DISPOSITIONS TRANSITOIRES ET FINALES
Modification du règlement (UE) 2019/1020
À l’annexe I du règlement (UE) 2019/1020, le point suivant est ajouté:
«72.
Règlement (UE) 2024/2847 du Parlement européen et du Conseil (*1).
Modification de la directive (UE) 2020/1828
À l’annexe I de la directive (UE) 2020/1828, le point suivant est ajouté:
«69)
Règlement (UE) 2024/2847 du Parlement européen et du Conseil (*2).
Modification du règlement (UE) no 168/2013
Dans la partie C1, dans le tableau, de l’annexe II du règlement (UE) no 168/2013 du Parlement européen et du Conseil (38), l’entrée suivante est ajoutée:
«
»
Dispositions transitoires
1. Les attestations d’examen UE de type et les décisions d’approbation délivrées en ce qui concerne les exigences de cybersécurité applicables aux produits comportant des éléments numériques qui sont soumis à d’autres législations d’harmonisation de l’Union restent valables jusqu’au 11 juin 2028, à moins qu’elles n’expirent avant cette date, ou sauf disposition contraire dans toute autre législation d’harmonisation de l’Union, auquel cas elles restent valables conformément à cette législation.
2. Les produits comportant des éléments numériques qui ont été mis sur le marché avant le 11 décembre 2027 ne sont soumis aux exigences énoncées dans le présent règlement que si, à compter de cette date, ces produits font l’objet d’une modification substantielle.
3. Par dérogation au paragraphe 2 du présent article, les obligations prévues à l’article 14 s’appliquent à tous les produits comportant des éléments numériques relevant du champ d’application du présent règlement qui ont été mis sur le marché le 11 décembre 2027.
Évaluation et réexamen
1. Au plus tard le 11 décembre 2030 et tous les quatre ans par la suite, la Commission présente un rapport sur l’évaluation et le réexamen du présent règlement au Parlement européen et au Conseil.

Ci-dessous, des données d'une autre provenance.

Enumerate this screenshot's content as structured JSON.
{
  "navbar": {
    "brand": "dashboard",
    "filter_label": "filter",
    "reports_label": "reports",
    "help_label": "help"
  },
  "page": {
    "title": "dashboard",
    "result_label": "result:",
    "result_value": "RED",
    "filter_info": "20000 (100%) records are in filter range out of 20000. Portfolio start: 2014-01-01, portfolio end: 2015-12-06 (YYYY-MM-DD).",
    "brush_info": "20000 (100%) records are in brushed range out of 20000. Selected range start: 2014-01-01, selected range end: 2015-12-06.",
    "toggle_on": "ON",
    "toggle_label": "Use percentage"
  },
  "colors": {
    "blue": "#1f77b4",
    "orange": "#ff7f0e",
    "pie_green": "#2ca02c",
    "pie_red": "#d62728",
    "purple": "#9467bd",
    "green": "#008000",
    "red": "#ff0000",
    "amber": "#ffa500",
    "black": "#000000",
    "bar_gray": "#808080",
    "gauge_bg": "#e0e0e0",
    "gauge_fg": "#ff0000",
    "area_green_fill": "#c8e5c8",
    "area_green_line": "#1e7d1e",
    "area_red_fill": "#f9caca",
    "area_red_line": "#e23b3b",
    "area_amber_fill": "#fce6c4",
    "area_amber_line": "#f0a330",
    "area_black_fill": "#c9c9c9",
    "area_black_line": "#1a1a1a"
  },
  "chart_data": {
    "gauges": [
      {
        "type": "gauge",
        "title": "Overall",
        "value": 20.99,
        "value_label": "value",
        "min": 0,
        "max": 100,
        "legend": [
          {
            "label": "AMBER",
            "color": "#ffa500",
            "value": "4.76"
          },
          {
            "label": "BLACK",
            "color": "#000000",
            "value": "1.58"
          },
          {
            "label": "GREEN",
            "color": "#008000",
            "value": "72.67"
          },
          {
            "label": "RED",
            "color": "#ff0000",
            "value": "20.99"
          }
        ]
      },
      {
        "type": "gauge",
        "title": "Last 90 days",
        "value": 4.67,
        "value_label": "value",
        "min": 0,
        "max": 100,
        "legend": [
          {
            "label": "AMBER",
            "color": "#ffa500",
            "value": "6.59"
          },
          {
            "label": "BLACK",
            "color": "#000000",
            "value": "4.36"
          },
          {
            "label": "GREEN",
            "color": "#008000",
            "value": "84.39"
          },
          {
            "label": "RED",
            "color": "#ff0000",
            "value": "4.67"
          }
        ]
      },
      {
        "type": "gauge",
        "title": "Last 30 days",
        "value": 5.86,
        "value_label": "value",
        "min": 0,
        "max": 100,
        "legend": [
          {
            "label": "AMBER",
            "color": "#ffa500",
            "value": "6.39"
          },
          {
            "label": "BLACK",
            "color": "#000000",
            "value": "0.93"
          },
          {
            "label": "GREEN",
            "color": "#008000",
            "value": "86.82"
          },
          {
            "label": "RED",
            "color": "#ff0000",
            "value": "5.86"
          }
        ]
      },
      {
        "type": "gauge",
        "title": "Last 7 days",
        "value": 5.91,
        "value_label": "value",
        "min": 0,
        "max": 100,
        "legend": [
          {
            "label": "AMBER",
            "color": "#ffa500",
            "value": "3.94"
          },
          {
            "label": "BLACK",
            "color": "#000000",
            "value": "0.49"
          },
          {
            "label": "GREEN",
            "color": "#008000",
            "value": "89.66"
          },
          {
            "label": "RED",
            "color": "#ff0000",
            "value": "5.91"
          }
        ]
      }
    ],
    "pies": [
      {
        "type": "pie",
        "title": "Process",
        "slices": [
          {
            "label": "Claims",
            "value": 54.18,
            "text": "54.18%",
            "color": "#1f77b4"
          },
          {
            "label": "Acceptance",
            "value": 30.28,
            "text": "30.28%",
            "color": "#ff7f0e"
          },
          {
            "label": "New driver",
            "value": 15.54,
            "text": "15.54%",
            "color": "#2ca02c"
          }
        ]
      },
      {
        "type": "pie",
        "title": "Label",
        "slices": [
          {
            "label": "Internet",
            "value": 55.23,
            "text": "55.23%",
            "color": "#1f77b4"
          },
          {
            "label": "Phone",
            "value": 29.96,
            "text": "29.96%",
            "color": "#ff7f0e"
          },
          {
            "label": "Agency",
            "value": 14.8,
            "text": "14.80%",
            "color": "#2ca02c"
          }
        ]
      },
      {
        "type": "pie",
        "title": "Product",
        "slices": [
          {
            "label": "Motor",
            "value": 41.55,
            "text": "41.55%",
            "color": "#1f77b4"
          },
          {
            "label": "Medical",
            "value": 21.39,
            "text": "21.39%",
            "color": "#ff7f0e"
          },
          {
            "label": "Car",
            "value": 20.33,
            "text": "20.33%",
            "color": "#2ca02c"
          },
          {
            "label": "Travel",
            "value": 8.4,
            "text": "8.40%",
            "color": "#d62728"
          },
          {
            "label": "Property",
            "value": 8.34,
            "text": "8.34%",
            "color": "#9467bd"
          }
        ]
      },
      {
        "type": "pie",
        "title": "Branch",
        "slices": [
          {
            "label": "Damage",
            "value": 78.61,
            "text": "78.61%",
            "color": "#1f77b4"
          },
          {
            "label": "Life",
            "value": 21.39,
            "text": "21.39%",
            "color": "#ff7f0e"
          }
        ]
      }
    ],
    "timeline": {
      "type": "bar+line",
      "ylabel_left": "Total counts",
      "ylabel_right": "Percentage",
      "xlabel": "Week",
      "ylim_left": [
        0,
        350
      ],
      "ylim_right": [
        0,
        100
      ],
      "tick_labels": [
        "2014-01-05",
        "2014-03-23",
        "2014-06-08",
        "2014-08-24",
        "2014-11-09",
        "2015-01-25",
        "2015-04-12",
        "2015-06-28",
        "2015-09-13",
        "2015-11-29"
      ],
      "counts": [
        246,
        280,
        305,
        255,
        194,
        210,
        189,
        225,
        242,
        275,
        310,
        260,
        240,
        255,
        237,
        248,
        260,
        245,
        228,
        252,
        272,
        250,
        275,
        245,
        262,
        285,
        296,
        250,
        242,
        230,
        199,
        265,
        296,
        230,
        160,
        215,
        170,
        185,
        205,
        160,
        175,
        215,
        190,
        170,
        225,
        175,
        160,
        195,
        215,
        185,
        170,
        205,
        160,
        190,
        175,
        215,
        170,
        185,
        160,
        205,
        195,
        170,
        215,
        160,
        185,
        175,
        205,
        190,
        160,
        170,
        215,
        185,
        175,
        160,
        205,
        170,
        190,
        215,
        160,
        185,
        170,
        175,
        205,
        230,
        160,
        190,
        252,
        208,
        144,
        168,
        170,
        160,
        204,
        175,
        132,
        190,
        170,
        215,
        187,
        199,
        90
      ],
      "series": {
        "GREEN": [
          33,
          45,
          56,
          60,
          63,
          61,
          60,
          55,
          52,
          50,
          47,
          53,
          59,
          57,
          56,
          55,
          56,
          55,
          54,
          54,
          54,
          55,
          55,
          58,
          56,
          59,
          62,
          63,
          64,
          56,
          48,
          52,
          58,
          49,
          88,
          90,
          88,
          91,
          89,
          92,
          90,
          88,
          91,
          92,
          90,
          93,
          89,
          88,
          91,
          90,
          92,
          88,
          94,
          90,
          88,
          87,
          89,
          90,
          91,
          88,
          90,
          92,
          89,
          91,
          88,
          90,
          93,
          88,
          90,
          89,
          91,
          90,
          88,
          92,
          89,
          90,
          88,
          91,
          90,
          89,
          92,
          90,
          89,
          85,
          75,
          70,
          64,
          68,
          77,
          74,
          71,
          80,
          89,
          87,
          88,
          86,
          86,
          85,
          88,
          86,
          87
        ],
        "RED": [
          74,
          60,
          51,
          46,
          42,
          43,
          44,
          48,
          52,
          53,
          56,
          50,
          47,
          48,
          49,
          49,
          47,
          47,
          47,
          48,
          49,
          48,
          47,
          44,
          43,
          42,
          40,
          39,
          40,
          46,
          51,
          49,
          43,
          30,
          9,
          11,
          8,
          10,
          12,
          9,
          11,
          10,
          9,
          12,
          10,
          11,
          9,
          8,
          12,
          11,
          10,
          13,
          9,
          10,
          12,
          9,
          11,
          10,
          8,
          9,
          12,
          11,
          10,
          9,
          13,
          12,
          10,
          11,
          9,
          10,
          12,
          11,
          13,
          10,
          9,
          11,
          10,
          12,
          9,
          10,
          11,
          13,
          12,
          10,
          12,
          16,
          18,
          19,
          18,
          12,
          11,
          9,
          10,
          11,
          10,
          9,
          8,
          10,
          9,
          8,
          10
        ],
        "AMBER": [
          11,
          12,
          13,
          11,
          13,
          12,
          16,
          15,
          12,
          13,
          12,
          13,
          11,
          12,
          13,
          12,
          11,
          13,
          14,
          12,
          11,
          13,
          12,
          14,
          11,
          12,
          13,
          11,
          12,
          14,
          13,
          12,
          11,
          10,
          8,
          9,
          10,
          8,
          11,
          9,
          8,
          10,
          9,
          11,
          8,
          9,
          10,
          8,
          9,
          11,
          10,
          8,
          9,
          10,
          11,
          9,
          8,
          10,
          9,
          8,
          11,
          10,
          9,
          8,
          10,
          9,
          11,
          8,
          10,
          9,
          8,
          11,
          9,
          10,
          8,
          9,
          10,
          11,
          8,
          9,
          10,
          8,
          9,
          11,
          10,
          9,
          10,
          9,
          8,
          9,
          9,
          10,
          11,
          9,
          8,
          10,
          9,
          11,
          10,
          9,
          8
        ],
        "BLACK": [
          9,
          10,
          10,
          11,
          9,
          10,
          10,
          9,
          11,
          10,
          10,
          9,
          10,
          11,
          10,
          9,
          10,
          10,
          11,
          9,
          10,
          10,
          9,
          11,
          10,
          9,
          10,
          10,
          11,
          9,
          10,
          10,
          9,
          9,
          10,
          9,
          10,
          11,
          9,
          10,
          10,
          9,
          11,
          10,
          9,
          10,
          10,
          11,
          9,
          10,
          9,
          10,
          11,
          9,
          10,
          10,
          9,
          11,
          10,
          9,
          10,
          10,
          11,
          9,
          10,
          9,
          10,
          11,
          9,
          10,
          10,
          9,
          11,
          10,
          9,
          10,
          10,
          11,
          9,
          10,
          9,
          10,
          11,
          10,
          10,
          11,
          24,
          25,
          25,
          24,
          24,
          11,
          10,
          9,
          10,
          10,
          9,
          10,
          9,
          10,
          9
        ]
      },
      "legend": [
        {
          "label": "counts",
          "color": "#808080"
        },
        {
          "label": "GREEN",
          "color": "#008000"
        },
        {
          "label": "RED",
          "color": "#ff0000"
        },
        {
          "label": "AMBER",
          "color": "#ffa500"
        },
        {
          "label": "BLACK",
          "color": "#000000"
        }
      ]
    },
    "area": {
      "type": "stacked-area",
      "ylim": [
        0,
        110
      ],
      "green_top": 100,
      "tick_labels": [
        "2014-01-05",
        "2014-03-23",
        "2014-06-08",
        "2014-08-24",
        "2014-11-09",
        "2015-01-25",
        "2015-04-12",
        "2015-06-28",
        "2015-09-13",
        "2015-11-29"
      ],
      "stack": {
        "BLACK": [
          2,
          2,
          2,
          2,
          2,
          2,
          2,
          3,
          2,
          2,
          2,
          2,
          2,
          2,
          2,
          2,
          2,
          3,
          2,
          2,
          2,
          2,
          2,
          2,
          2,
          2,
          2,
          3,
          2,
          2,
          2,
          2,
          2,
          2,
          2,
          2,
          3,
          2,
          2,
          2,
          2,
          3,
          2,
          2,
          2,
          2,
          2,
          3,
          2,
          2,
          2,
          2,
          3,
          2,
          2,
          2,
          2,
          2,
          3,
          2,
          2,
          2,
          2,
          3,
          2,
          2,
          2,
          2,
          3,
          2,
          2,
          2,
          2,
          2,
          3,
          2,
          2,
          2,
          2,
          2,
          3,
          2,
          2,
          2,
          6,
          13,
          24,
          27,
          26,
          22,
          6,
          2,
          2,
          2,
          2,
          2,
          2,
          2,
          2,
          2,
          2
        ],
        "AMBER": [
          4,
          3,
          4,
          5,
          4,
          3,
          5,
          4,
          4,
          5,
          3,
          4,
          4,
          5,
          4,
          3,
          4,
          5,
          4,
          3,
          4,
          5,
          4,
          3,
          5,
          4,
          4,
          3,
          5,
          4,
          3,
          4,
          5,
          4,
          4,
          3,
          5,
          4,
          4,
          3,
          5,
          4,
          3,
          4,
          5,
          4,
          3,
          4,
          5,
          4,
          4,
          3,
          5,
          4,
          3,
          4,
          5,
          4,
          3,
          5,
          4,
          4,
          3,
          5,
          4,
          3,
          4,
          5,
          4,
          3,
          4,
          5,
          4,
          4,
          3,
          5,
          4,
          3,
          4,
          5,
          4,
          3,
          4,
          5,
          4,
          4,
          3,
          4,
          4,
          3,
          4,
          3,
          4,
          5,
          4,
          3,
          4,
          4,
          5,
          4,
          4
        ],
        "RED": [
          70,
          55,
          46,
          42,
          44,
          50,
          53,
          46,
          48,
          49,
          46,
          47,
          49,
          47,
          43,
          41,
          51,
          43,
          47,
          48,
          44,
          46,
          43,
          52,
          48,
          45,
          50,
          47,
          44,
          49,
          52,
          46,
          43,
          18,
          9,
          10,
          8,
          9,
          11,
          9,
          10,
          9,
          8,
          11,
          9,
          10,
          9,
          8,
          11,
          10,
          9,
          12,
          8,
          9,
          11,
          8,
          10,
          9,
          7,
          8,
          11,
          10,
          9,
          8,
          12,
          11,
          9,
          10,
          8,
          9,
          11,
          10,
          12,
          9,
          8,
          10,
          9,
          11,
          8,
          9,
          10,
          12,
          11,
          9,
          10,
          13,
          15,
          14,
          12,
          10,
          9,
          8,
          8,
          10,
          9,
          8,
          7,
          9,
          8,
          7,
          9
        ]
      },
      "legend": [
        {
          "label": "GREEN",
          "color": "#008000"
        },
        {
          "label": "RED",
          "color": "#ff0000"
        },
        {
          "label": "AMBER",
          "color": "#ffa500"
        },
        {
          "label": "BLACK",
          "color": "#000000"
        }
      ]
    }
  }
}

Ces rapports sont rendus publics.
2. Au plus tard le 11 septembre 2028, la Commission, après consultation de l’ENISA et du réseau des CSIRT, présente au Parlement européen et au Conseil un rapport pour évaluer l’efficacité de la plateforme unique de signalement prévue à l’article 16, ainsi que les répercussions de l’application des motifs liés à la cybersécurité visés à l’article 16, paragraphe 2, par les CSIRT désignés comme coordinateurs sur l’efficacité de la plateforme unique de signalement en ce qui concerne la diffusion en temps utile des notifications reçues à d’autres CSIRT concernés.
Entrée en vigueur et application
En vigueur le 10 décembre 2024 · obligations de signalement à partir du 11 septembre 2026 · application complète à partir du 11 décembre 2027.
1. Le présent règlement entre en vigueur le vingtième jour suivant celui de sa publication au Journal officiel de l’Union européenne.
2. Le présent règlement est applicable à partir du 11 décembre 2027.
Toutefois, l’article 14 est applicable à partir du 11 septembre 2026 et le chapitre IV (articles 35 à 51) à partir du 11 juin 2026.
Le présent règlement est obligatoire dans tous ses éléments et directement applicable dans tout État membre.
Fait à Strasbourg, le 23 octobre 2024.